Ferdinandusa is a genus of flowering plants in the family Rubiaceae, native to the American tropics.

==Taxonomy==
The genus was initially named Ferdinandea by Johann Baptist Emanuel Pohl (but that name was an illegitimate homonym) who placed it in the family Bignoniaceae. This species is a shrub or small tree that occurs at the edge of a swamp in a gallery forest.

== Breeding ==
The beginning of anthesis and the opening of the stigmatic lips occur at dusk. The nectar is secreted during both the male and the female phases, with concentration of sugars greater in the male phase.
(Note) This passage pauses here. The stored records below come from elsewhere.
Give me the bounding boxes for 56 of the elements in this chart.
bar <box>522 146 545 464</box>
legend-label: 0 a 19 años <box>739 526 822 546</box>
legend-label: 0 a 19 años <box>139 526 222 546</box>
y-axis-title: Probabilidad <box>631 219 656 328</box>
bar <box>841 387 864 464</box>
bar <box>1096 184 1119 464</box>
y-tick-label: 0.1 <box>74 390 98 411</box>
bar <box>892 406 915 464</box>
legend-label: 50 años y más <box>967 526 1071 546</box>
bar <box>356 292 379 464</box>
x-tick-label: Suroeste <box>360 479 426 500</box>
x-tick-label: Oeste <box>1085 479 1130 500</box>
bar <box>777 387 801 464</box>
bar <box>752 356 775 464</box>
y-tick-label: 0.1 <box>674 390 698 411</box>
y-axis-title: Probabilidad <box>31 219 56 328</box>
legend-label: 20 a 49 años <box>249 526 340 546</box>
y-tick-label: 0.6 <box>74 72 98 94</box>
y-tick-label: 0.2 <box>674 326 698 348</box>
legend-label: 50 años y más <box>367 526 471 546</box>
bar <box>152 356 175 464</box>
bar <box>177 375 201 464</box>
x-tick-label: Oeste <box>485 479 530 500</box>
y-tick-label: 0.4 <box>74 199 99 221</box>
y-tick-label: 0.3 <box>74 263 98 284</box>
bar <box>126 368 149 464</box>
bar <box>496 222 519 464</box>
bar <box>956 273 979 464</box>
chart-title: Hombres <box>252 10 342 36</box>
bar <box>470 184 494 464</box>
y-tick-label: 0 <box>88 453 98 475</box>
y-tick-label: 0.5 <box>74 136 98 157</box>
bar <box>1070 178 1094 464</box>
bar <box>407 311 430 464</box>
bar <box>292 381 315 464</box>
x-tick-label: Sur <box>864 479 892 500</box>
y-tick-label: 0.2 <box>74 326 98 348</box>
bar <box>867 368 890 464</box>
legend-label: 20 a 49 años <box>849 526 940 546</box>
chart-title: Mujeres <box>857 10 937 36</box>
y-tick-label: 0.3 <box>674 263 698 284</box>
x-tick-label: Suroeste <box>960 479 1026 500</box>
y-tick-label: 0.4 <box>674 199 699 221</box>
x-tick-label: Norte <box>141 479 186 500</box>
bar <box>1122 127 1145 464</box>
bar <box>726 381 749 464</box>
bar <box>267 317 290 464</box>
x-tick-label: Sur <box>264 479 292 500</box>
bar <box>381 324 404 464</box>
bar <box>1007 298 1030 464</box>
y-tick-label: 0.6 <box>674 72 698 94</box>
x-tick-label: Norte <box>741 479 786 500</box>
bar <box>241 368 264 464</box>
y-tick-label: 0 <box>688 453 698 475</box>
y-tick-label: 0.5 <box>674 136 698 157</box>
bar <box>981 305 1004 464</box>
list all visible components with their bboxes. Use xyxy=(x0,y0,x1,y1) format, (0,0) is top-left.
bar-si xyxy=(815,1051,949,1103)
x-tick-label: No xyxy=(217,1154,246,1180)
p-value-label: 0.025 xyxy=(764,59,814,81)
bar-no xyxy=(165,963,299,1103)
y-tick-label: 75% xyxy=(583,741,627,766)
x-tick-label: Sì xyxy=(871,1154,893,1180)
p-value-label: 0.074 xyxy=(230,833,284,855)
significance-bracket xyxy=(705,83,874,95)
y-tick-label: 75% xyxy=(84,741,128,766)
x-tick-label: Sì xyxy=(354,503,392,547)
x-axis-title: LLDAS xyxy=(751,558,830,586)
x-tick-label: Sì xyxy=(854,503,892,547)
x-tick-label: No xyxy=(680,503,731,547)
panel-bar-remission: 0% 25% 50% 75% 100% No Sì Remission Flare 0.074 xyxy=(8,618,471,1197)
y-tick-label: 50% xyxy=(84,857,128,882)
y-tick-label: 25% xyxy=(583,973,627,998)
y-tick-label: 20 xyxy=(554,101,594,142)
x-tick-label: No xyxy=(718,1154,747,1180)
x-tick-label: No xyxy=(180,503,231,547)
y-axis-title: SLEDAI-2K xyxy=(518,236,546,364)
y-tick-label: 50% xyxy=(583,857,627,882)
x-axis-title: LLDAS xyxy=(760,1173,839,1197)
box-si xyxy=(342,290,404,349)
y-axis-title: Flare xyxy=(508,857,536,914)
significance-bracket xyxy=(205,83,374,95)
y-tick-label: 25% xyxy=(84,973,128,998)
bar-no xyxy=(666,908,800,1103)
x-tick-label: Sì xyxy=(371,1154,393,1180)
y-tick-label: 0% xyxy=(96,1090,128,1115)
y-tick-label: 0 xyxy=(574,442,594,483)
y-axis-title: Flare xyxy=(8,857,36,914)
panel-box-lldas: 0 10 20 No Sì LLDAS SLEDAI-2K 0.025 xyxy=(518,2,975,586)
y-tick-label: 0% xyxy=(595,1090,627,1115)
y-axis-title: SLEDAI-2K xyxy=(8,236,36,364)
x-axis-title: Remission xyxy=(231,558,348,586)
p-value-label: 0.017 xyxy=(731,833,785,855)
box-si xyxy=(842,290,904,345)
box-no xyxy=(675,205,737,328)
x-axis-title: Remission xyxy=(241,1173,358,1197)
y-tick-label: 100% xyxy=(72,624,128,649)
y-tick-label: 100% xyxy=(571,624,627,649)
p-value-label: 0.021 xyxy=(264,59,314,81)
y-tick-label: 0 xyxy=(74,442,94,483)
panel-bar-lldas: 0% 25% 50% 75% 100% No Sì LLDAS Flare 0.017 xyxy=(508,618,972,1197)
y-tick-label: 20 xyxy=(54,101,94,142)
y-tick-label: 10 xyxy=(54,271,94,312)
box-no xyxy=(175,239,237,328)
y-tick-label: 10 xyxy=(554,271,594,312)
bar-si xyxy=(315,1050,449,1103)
The flowers are pollinated by two hummingbird species, Chlorostilbon aureoventris and Phaethornis pretrei.

==Species==
Species include:
- Ferdinandusa boomii Steyerm.
- Ferdinandusa chlorantha (Wedd.) Standl.
- Ferdinandusa cordata Ducke
- Ferdinandusa dissimiliflora (Mutis ex Humb.) Standl.
- Ferdinandusa duckei Steyerm.
- Ferdinandusa edmundoi Sucre
- Ferdinandusa elliptica (Pohl) Pohl
- Ferdinandusa goudotiana K.Schum.
- Ferdinandusa guainiae Spruce ex K.Schum.
- Ferdinandusa hirsuta Standl.
- Ferdinandusa lanceolata K.Schum.
- Ferdinandusa leucantha Standl.
- Ferdinandusa loretensis Standl.
- Ferdinandusa neblinensis Steyerm.
- Ferdinandusa nitida Ducke
- Ferdinandusa panamensis Standl. & L.O.Williams
- Ferdinandusa paporiensis Suess.
- Ferdinandusa paraensis Ducke
- Ferdinandusa rudgeoides (Benth.) Wedd.
- Ferdinandusa scandens Ducke
- Ferdinandusa schultesii Steyerm.
- Ferdinandusa speciosa (Pohl) Pohl
- Ferdinandusa sprucei K.Schum.
- Ferdinandusa uaupensis Spruce ex K.Schum.